In this talk, Dr. Vigil-Hayes will discuss the characteristics of a multinetworked reality and why it is likely to represent the future of rural broadband connectivity. She will then present findings from her work in New Mexico and Arizona that illuminate different ways to understand and leverage multinetworked realities to support increased access to networked services. This work weaves together threads from a number of methodologies that range from mobile network measurement, network architecture design, and ethnography and culminates in a vision for centering rurality in the design of new technologies for a multinetworked future. Importantly, Dr. Vigil-Hayes will highlight how rural places represent potential centers of innovation for reimagining network service delivery that can solve some of the digital inequities experienced in urban and suburban communities.

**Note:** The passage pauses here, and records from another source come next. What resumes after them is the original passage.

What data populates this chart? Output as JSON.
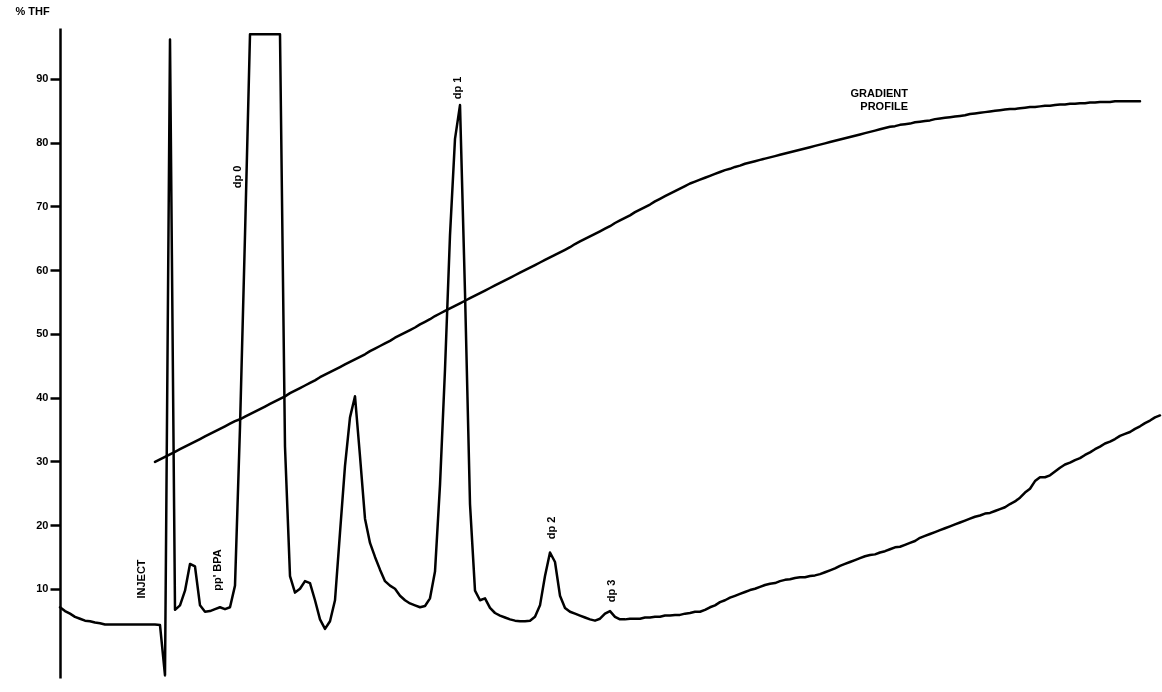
{
  "chart_data": {
    "type": "line",
    "ylabel": "% THF",
    "annotations": [
      "INJECT",
      "pp' BPA",
      "dp 0",
      "dp 1",
      "dp 2",
      "dp 3",
      "GRADIENT PROFILE"
    ],
    "categories": [
      null,
      null,
      null,
      null,
      null,
      null,
      null,
      null,
      null,
      null,
      null,
      null,
      null,
      null,
      null,
      null,
      null,
      null,
      null,
      null,
      null,
      null,
      null,
      null,
      null,
      null,
      null,
      null,
      null,
      null,
      null,
      null,
      null,
      null,
      null,
      null,
      null,
      null,
      null,
      null,
      null,
      null,
      null,
      null,
      null,
      null,
      null,
      null,
      null,
      null,
      null,
      null,
      null,
      null,
      null,
      null,
      null,
      null,
      null,
      null,
      null,
      null,
      null,
      null,
      null,
      null,
      null,
      null,
      null,
      null,
      null,
      null,
      null,
      null,
      null,
      null,
      null,
      null,
      null,
      null,
      null,
      null,
      null,
      null,
      null,
      null,
      null,
      null,
      null,
      null,
      null,
      null,
      null,
      null,
      null,
      null,
      null,
      null,
      null,
      null,
      null,
      null,
      null,
      null,
      null,
      null,
      null,
      null,
      null,
      null,
      null,
      null,
      null,
      null,
      null,
      null,
      null,
      null,
      null,
      null,
      null,
      null,
      null,
      null,
      null,
      null,
      null,
      null,
      null,
      null,
      null,
      null,
      null,
      null,
      null,
      null,
      null,
      null,
      null,
      null,
      null,
      null,
      null,
      null,
      null,
      null,
      null,
      null,
      null,
      null,
      null,
      null,
      null,
      null,
      null,
      null,
      null,
      null,
      null,
      null,
      null,
      null,
      null,
      null,
      null,
      null,
      null,
      null,
      null,
      null,
      null,
      null,
      null,
      null,
      null,
      null,
      null,
      null,
      null,
      null,
      null,
      null,
      null,
      null,
      null,
      null,
      null,
      null,
      null,
      null,
      null,
      null,
      null,
      null,
      null,
      null,
      null,
      null,
      null,
      null,
      null,
      null,
      null,
      null,
      null,
      null,
      null,
      null,
      null,
      null,
      null,
      null,
      null,
      null,
      null,
      null,
      null,
      null,
      null,
      null,
      null
    ],
    "series": [
      {
        "color": "#000000",
        "values": [
          7.1,
          6.5,
          6.1,
          5.6,
          5.3,
          5.0,
          4.9,
          4.7,
          4.6,
          4.4,
          4.4,
          4.4,
          4.4,
          4.4,
          4.4,
          4.4,
          4.4,
          4.4,
          4.4,
          4.4,
          4.3,
          -3.6,
          96.2,
          6.7,
          7.4,
          9.7,
          13.9,
          13.5,
          7.4,
          6.4,
          6.5,
          6.8,
          7.1,
          6.8,
          7.1,
          10.5,
          35.4,
          65.5,
          97.0,
          97.0,
          97.0,
          97.0,
          97.0,
          97.0,
          97.0,
          32.3,
          12.0,
          9.4,
          10.0,
          11.2,
          10.9,
          8.2,
          5.2,
          3.7,
          4.9,
          8.2,
          18.8,
          29.3,
          36.9,
          40.2,
          30.8,
          21.0,
          17.2,
          15.0,
          13.0,
          11.2,
          10.5,
          10.0,
          8.9,
          8.2,
          7.7,
          7.4,
          7.1,
          7.3,
          8.5,
          12.7,
          26.3,
          44.4,
          65.5,
          80.6,
          85.9,
          56.5,
          23.3,
          9.7,
          8.2,
          8.5,
          7.0,
          6.2,
          5.8,
          5.5,
          5.2,
          5.0,
          4.9,
          4.9,
          5.0,
          5.6,
          7.4,
          12.0,
          15.7,
          14.2,
          8.9,
          7.0,
          6.4,
          6.1,
          5.8,
          5.5,
          5.2,
          5.0,
          5.3,
          6.1,
          6.5,
          5.6,
          5.2,
          5.2,
          5.3,
          5.3,
          5.3,
          5.5,
          5.5,
          5.6,
          5.6,
          5.8,
          5.8,
          5.9,
          5.9,
          6.1,
          6.2,
          6.4,
          6.4,
          6.7,
          7.1,
          7.4,
          7.9,
          8.2,
          8.6,
          8.9,
          9.2,
          9.5,
          9.8,
          10.0,
          10.3,
          10.6,
          10.8,
          10.9,
          11.2,
          11.4,
          11.5,
          11.7,
          11.8,
          11.8,
          12.0,
          12.1,
          12.3,
          12.6,
          12.9,
          13.2,
          13.6,
          13.9,
          14.2,
          14.5,
          14.8,
          15.1,
          15.3,
          15.4,
          15.7,
          15.9,
          16.2,
          16.5,
          16.6,
          16.9,
          17.2,
          17.5,
          18.0,
          18.3,
          18.6,
          18.9,
          19.2,
          19.5,
          19.8,
          20.1,
          20.4,
          20.7,
          21.0,
          21.3,
          21.5,
          21.8,
          21.9,
          22.2,
          22.5,
          22.8,
          23.3,
          23.7,
          24.3,
          25.1,
          25.7,
          26.9,
          27.5,
          27.5,
          27.8,
          28.4,
          29.0,
          29.5,
          29.8,
          30.2,
          30.5,
          31.0,
          31.4,
          31.9,
          32.3,
          32.8,
          33.1,
          33.5,
          34.0,
          34.3,
          34.6,
          35.1,
          35.5,
          36.0,
          36.4,
          36.9,
          37.2
        ]
      },
      {
        "color": "#000000",
        "values": [
          null,
          null,
          null,
          null,
          null,
          null,
          null,
          null,
          null,
          null,
          null,
          null,
          null,
          null,
          null,
          null,
          null,
          null,
          null,
          29.9,
          30.3,
          30.7,
          31.1,
          31.5,
          31.9,
          32.3,
          32.7,
          33.1,
          33.5,
          33.9,
          34.3,
          34.7,
          35.1,
          35.5,
          35.9,
          36.3,
          36.6,
          37.0,
          37.4,
          37.8,
          38.2,
          38.6,
          39.0,
          39.4,
          39.8,
          40.2,
          40.7,
          41.1,
          41.5,
          41.9,
          42.3,
          42.7,
          43.2,
          43.6,
          44.0,
          44.4,
          44.8,
          45.2,
          45.6,
          46.0,
          46.4,
          46.8,
          47.3,
          47.7,
          48.1,
          48.5,
          48.9,
          49.4,
          49.8,
          50.2,
          50.6,
          51.0,
          51.5,
          51.9,
          52.3,
          52.8,
          53.2,
          53.6,
          54.0,
          54.4,
          54.8,
          55.2,
          55.6,
          56.0,
          56.4,
          56.8,
          57.2,
          57.6,
          58.0,
          58.4,
          58.8,
          59.2,
          59.6,
          60.0,
          60.4,
          60.8,
          61.2,
          61.6,
          62.0,
          62.4,
          62.8,
          63.2,
          63.6,
          64.1,
          64.5,
          64.9,
          65.3,
          65.7,
          66.1,
          66.5,
          66.9,
          67.4,
          67.8,
          68.2,
          68.6,
          69.1,
          69.5,
          69.9,
          70.3,
          70.8,
          71.2,
          71.6,
          72.0,
          72.4,
          72.8,
          73.2,
          73.6,
          73.9,
          74.2,
          74.5,
          74.8,
          75.1,
          75.4,
          75.7,
          75.9,
          76.2,
          76.4,
          76.7,
          76.9,
          77.1,
          77.3,
          77.5,
          77.7,
          77.9,
          78.1,
          78.3,
          78.5,
          78.7,
          78.9,
          79.1,
          79.3,
          79.5,
          79.7,
          79.9,
          80.1,
          80.3,
          80.5,
          80.7,
          80.9,
          81.1,
          81.3,
          81.5,
          81.7,
          81.9,
          82.1,
          82.3,
          82.5,
          82.6,
          82.8,
          82.9,
          83.0,
          83.2,
          83.3,
          83.4,
          83.5,
          83.7,
          83.8,
          83.9,
          84.0,
          84.1,
          84.2,
          84.3,
          84.5,
          84.6,
          84.7,
          84.8,
          84.9,
          85.0,
          85.1,
          85.2,
          85.3,
          85.3,
          85.4,
          85.5,
          85.6,
          85.6,
          85.7,
          85.8,
          85.8,
          85.9,
          86.0,
          86.0,
          86.1,
          86.1,
          86.2,
          86.2,
          86.3,
          86.3,
          86.4,
          86.4,
          86.4,
          86.5,
          86.5,
          86.5,
          86.5,
          86.5,
          86.5,
          null,
          null,
          null,
          null
        ]
      }
    ],
    "ylim": [
      -4,
      98
    ],
    "yticks": [
      10,
      20,
      30,
      40,
      50,
      60,
      70,
      80,
      90
    ],
    "tick_labels": "y"
  }
}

Morgan Vigil-Hayes is an assistant professor in the School of Informatics, Computing, and Cyber Systems at Northern Arizona University. Her research focuses on human-centered networking, drawing on methodologies from computer networking and human computer interaction to characterize and critique existing network infrastructure and design new ways to connect people to information and each other. In particular, Dr. Vigil-Hayes has focused her research on how tribal networks in the US can inform the design of networked services through the lens of network sovereignty. She received the NSF CAREER Award in 2022 and looks forward to working with her community in Flagstaff, AZ to investigate new approaches to Internet measurement.